Trade deal with Japan boosts export hopes

Sep 27, 2019  | 3 min  | Ep4506

Soybeans, pork, and intellectual property issues remain deadlocked in talks with the Chinese set to resume again next week, but not before new movement with another one of our Asian trading partners.

Peter Tubbs reports. Producer contact: peter.tubbs@iptv.org

A trade deal with Japan promises lower tariffs on both sides of the Pacific.

Shinzo Abe, Prime Minister of Japan: "Under this agreement, we together will be able to bring benefits to everyone in Japan as well as in the United States, namely consumers, producers and workers. So the outcome of this negotiation is actually a win-win solution for Japan and the United States."

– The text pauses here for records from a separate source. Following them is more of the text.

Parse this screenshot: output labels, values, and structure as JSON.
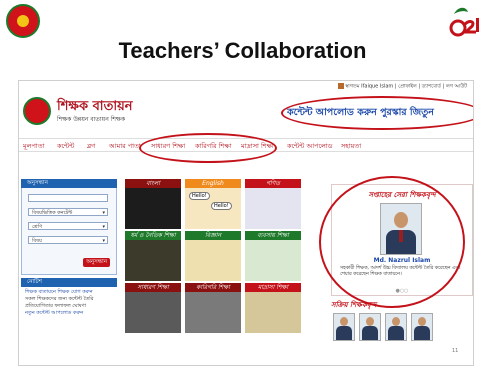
{
  "slide": {
    "title": "Teachers’ Collaboration",
    "page_number": "11"
  },
  "site": {
    "user_bar": "স্বাগতম Ifaique Islam | প্রোফাইল | ড্যাশবোর্ড | লগ আউট",
    "name": "শিক্ষক বাতায়ন",
    "tagline": "শিক্ষক উন্নয়ন বাতায়ন শিক্ষক",
    "promo": "কন্টেন্ট আপলোড করুন পুরস্কার জিতুন"
  },
  "nav": {
    "items": [
      "মূলপাতা",
      "কন্টেন্ট",
      "ব্লগ",
      "আমার পাতা",
      "সাধারণ শিক্ষা",
      "কারিগরি শিক্ষা",
      "মাদ্রাসা শিক্ষা",
      "কন্টেন্ট আপলোড",
      "সহায়তা"
    ]
  },
  "search": {
    "header": "অনুসন্ধান",
    "dropdowns": [
      "বিষয়ভিত্তিক কনটেন্ট",
      "শ্রেণি",
      "বিষয়"
    ],
    "button": "অনুসন্ধান"
  },
  "news": {
    "header": "নোটিশ",
    "items": [
      "শিক্ষক বাতায়নে শিক্ষক যোগ করুন",
      "সকল শিক্ষকদের জন্য কন্টেন্ট তৈরি",
      "প্রতিযোগিতার ফলাফল ঘোষণা",
      "নতুন কন্টেন্ট আপলোড করুন"
    ]
  },
  "tiles": [
    {
      "caption": "বাংলা",
      "cap_bg": "#8b1010",
      "cap_fg": "#ffffff",
      "art": "#1c1c1c"
    },
    {
      "caption": "English",
      "cap_bg": "#f08a1c",
      "cap_fg": "#ffffff",
      "art": "#f7e7c0"
    },
    {
      "caption": "গণিত",
      "cap_bg": "#c4121a",
      "cap_fg": "#ffffff",
      "art": "#e4e4f0"
    },
    {
      "caption": "ধর্ম ও নৈতিক শিক্ষা",
      "cap_bg": "#1e7a2a",
      "cap_fg": "#ffffff",
      "art": "#3c3a2a"
    },
    {
      "caption": "বিজ্ঞান",
      "cap_bg": "#1e7a2a",
      "cap_fg": "#ffffff",
      "art": "#efe0b0"
    },
    {
      "caption": "ব্যবসায় শিক্ষা",
      "cap_bg": "#1e7a2a",
      "cap_fg": "#ffffff",
      "art": "#d9e8d0"
    },
    {
      "caption": "সাধারণ শিক্ষা",
      "cap_bg": "#8b1010",
      "cap_fg": "#ffffff",
      "art": "#5a5a5a"
    },
    {
      "caption": "কারিগরি শিক্ষা",
      "cap_bg": "#8b1010",
      "cap_fg": "#ffffff",
      "art": "#7a7a7a"
    },
    {
      "caption": "মাদ্রাসা শিক্ষা",
      "cap_bg": "#c4121a",
      "cap_fg": "#ffffff",
      "art": "#d6c79a"
    }
  ],
  "tile_art_text": {
    "hello1": "Hello!",
    "hello2": "Hello!"
  },
  "featured": {
    "title": "সপ্তাহের সেরা শিক্ষকবৃন্দ",
    "teacher_name": "Md. Nazrul Islam",
    "description": "সহকারী শিক্ষক, আদর্শ উচ্চ বিদ্যালয় কন্টেন্ট তৈরি করেছেন এবং শেয়ার করেছেন শিক্ষক বাতায়নে।",
    "dots": "●○○"
  },
  "active": {
    "title": "সক্রিয় শিক্ষকবৃন্দ"
  },
  "colors": {
    "annotation": "#c4121a",
    "site_red": "#b0131f",
    "site_blue": "#1e62b0"
  }
}
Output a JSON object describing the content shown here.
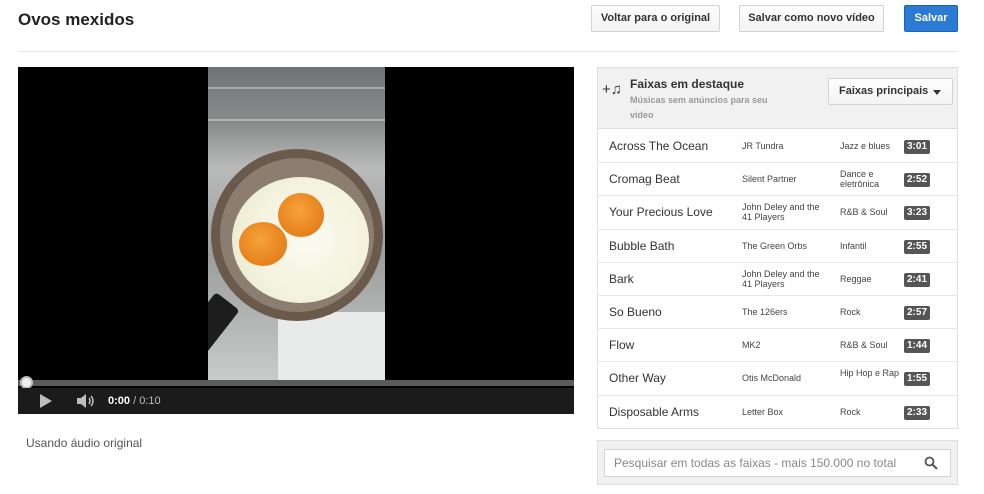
{
  "page": {
    "title": "Ovos mexidos"
  },
  "toolbar": {
    "revert_label": "Voltar para o original",
    "save_as_label": "Salvar como novo vídeo",
    "save_label": "Salvar"
  },
  "player": {
    "current_time": "0:00",
    "duration": "/ 0:10",
    "progress_fraction": 0,
    "accent": "#cc181e"
  },
  "audio_note": "Usando áudio original",
  "tracks_panel": {
    "title": "Faixas em destaque",
    "subtitle": "Músicas sem anúncios para seu vídeo",
    "filter_label": "Faixas principais",
    "icon": "music-note-add-icon",
    "tracks": [
      {
        "name": "Across The Ocean",
        "artist": "JR Tundra",
        "genre": "Jazz e blues",
        "duration": "3:01"
      },
      {
        "name": "Cromag Beat",
        "artist": "Silent Partner",
        "genre": "Dance e eletrônica",
        "duration": "2:52"
      },
      {
        "name": "Your Precious Love",
        "artist": "John Deley and the 41 Players",
        "genre": "R&B & Soul",
        "duration": "3:23"
      },
      {
        "name": "Bubble Bath",
        "artist": "The Green Orbs",
        "genre": "Infantil",
        "duration": "2:55"
      },
      {
        "name": "Bark",
        "artist": "John Deley and the 41 Players",
        "genre": "Reggae",
        "duration": "2:41"
      },
      {
        "name": "So Bueno",
        "artist": "The 126ers",
        "genre": "Rock",
        "duration": "2:57"
      },
      {
        "name": "Flow",
        "artist": "MK2",
        "genre": "R&B & Soul",
        "duration": "1:44"
      },
      {
        "name": "Other Way",
        "artist": "Otis McDonald",
        "genre": "Hip Hop e Rap",
        "duration": "1:55"
      },
      {
        "name": "Disposable Arms",
        "artist": "Letter Box",
        "genre": "Rock",
        "duration": "2:33"
      }
    ]
  },
  "search": {
    "placeholder": "Pesquisar em todas as faixas - mais 150.000 no total",
    "value": ""
  },
  "colors": {
    "primary_button": "#2b7ad4"
  }
}
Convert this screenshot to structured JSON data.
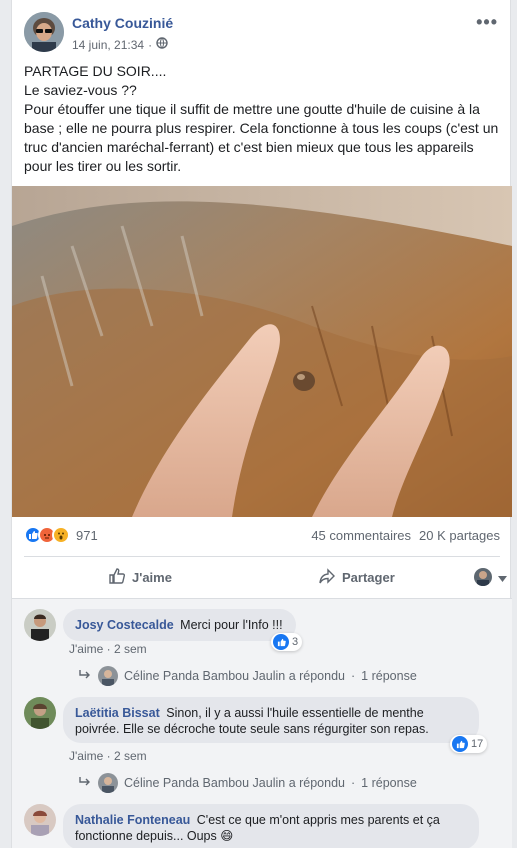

The agreement gives the U.S. enhanced market access to its third largest trading partner. The deal reduces or eliminates tariffs on $7.2 billion in agricultural products, almost half of the $14 billion imported by the Japanese annually. Over $5 billion worth of imports were already duty-free.

Tariffs on beef and pork will be reduced in stages, but the exact timeline has yet to be announced. Other agricultural products will see their tariffs reduced immediately. Wheat will still face a quota limit on the amount that can be exported to the island nation.

The deal also reduces import taxes on software and digital media that is traded between the two countries.

The U.S. exports roughly twice the value of pork to Japan than to China, and is the second largest destination for pork products after Mexico. The National Pork Producers Council expects 2 percent growth in sales to Japan per year over the next 15 years.

Other trade categories, most notably the import and export of cars, will be discussed during the next stage of negotiations.

US Meat Export Federation: "With Japan being the largest value destination for U.S. pork and beef exports, there is no market more critical to the profitability and prosperity of the U.S. red meat industry. It is therefore imperative that we achieve a level playing field for U.S. pork and beef in Japan, so that the U.S. industry can further expand its customer base in this increasingly competitive market." 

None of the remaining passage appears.